It’s Science, Jim, But Not As We Know It.
There are three elements in music – rhythm, melody and harmony. Like other elements, they combine into the various compounds which constitute music. When tricky moments occur, the problem could be caused by one or more elements and some degree of separation may be required to locate the culprit. This is a process with which pupils may be familiar, through Science. Examing the relationship between component parts in a given scientific field often involves:
- keeping one constant
- varying the second
- measuring the effect of this variation on the third
An example of this includes investigations into temperature, pressure and volume, in Physics. If two or three were varied, one could not say with certainty which had caused the result.

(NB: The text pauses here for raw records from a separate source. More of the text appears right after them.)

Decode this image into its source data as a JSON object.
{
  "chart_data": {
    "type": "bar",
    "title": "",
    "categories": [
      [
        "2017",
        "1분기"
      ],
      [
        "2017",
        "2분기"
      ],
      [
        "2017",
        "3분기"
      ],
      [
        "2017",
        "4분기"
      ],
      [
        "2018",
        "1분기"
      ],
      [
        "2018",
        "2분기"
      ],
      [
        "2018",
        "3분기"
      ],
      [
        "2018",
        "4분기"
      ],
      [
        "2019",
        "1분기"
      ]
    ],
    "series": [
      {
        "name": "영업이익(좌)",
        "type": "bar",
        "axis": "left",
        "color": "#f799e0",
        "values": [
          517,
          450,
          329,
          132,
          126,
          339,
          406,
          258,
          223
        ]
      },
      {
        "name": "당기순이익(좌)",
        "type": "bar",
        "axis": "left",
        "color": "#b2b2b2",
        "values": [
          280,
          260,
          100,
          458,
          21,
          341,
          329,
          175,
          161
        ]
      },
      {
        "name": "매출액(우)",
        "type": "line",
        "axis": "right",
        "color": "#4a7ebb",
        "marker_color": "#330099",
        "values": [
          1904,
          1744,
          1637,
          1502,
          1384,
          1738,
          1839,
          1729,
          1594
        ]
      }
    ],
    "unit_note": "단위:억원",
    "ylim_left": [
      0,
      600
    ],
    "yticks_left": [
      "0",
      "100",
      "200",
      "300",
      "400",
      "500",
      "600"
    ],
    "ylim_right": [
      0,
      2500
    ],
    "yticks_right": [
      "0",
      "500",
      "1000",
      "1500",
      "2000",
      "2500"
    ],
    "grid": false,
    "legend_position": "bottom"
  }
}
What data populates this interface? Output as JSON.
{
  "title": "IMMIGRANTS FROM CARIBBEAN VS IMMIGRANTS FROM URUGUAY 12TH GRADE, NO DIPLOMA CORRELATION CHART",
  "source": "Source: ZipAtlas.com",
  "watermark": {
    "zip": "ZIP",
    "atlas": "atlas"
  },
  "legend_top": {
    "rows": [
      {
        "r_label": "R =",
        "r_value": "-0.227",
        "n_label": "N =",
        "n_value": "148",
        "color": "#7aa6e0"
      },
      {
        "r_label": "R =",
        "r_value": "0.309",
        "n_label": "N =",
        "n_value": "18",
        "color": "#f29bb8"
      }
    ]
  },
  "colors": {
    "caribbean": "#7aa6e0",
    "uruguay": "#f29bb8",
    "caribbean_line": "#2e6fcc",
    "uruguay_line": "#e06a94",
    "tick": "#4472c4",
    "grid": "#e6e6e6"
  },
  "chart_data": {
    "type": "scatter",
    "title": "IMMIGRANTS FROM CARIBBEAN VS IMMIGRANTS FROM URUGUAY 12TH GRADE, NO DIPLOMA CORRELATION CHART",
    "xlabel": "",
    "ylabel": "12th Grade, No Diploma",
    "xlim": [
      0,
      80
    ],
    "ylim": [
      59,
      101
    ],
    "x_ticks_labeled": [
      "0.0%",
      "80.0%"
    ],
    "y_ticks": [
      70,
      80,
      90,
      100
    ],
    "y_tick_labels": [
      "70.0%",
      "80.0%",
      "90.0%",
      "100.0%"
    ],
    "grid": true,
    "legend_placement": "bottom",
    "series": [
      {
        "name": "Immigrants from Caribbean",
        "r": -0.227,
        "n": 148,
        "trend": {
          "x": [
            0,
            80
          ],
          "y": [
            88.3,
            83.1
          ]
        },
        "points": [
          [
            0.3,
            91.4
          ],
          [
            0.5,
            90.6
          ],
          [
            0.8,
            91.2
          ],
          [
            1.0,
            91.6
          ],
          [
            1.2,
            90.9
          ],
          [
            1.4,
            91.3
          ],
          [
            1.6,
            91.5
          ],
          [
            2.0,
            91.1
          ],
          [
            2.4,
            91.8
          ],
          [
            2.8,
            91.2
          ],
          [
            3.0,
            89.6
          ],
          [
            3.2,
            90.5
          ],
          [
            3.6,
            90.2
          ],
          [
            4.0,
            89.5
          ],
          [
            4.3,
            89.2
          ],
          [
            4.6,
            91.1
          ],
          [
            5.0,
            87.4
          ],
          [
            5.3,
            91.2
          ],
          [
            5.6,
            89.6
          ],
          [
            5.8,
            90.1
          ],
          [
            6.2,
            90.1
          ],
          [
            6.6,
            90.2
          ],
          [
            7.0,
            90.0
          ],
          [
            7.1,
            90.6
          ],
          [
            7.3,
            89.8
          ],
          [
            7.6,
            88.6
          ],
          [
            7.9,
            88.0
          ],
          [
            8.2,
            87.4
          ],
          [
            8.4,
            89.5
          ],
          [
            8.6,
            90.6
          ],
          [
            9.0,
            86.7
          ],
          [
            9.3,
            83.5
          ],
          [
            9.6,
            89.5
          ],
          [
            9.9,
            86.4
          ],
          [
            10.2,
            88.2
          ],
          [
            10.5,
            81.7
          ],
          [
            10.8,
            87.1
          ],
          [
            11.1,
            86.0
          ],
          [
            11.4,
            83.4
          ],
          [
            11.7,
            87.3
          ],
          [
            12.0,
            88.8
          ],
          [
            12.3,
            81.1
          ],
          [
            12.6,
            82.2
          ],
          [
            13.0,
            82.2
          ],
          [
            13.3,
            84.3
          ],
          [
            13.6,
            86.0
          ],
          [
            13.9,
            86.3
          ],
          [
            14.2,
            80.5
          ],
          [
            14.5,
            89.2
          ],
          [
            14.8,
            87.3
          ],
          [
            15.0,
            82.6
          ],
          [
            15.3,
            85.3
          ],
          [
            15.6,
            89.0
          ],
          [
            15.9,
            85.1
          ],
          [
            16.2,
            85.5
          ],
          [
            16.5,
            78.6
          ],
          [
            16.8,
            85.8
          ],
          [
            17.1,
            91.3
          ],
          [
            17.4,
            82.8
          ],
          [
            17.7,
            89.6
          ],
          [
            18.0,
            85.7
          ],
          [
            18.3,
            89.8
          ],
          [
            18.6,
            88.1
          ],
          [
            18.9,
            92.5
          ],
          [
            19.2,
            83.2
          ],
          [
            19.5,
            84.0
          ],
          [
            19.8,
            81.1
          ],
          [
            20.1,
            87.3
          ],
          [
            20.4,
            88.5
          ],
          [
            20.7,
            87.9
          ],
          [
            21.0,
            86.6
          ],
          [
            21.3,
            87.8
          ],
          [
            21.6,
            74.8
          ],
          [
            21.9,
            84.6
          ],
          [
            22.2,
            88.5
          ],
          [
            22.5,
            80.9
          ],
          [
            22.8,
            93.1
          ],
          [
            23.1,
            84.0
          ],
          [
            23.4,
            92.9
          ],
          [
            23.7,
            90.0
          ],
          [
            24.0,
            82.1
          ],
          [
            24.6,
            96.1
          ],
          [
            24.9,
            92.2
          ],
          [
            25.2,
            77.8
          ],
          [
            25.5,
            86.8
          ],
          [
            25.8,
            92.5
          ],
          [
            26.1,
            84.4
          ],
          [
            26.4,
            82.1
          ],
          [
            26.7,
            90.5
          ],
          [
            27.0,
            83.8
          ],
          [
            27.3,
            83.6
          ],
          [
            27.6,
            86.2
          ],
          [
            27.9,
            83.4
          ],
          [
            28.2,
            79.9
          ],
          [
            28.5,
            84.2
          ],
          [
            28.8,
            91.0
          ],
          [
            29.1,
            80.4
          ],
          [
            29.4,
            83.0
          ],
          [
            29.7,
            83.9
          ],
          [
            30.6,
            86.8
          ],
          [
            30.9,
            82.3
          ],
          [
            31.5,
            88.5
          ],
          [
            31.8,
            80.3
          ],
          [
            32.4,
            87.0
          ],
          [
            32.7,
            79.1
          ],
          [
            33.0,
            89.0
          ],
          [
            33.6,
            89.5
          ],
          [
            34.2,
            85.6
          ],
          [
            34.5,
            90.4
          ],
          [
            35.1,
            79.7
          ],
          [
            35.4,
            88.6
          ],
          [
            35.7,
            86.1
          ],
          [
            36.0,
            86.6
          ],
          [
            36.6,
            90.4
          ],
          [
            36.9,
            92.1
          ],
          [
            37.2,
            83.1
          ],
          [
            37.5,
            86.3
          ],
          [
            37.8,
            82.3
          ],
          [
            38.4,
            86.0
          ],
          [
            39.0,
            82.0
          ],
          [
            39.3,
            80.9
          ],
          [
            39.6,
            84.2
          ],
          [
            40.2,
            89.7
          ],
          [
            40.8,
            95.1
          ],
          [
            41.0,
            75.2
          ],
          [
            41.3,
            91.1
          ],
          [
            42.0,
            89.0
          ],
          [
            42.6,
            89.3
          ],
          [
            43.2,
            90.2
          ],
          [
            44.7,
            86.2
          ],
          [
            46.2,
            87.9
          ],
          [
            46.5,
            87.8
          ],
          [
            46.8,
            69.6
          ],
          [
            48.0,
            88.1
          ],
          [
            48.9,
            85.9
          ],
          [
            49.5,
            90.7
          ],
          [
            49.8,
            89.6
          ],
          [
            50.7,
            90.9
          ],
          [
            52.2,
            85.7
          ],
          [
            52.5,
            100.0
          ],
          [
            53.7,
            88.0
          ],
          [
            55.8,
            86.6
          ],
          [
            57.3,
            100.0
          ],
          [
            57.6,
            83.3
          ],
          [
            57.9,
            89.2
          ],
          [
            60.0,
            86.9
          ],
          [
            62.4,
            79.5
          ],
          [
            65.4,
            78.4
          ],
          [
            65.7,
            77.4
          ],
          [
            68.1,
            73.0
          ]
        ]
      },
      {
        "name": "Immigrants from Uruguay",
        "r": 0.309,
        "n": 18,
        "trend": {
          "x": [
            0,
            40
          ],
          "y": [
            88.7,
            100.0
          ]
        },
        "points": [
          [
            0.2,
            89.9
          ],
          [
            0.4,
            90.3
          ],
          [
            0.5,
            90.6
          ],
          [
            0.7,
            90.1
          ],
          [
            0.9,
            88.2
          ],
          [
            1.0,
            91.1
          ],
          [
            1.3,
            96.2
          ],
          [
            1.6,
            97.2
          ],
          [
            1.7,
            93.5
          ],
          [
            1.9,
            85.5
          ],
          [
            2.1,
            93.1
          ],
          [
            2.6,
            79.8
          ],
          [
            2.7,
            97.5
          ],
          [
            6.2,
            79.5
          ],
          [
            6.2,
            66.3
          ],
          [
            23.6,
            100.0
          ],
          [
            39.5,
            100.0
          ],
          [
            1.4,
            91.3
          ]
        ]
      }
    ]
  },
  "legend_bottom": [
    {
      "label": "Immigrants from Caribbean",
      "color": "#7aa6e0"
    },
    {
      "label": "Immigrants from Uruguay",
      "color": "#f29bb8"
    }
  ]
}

Our equivalent of this in music is to separate the elements and conquer problems one by one. When we feel that the elements present no further problem, we look into any problems caused by their combination:
- Rhythm only – on a single note (usually an open string – to rest the left hand)
- Melody only – with all notes being afforded the same long duration i.e. no real rhythm
- Harmony only – block chords played with no rhythm
- Melody with correct rhythm – still without harmony
- Harmony with its correct rhythm – without melody
- Harmony with melody – without rhythm
All three together
It is easier to identify the individual elements more easily in some scores than others. If necessary, it is worth using software to extract (and resave) each element from the mix so that it can be considered in isolation.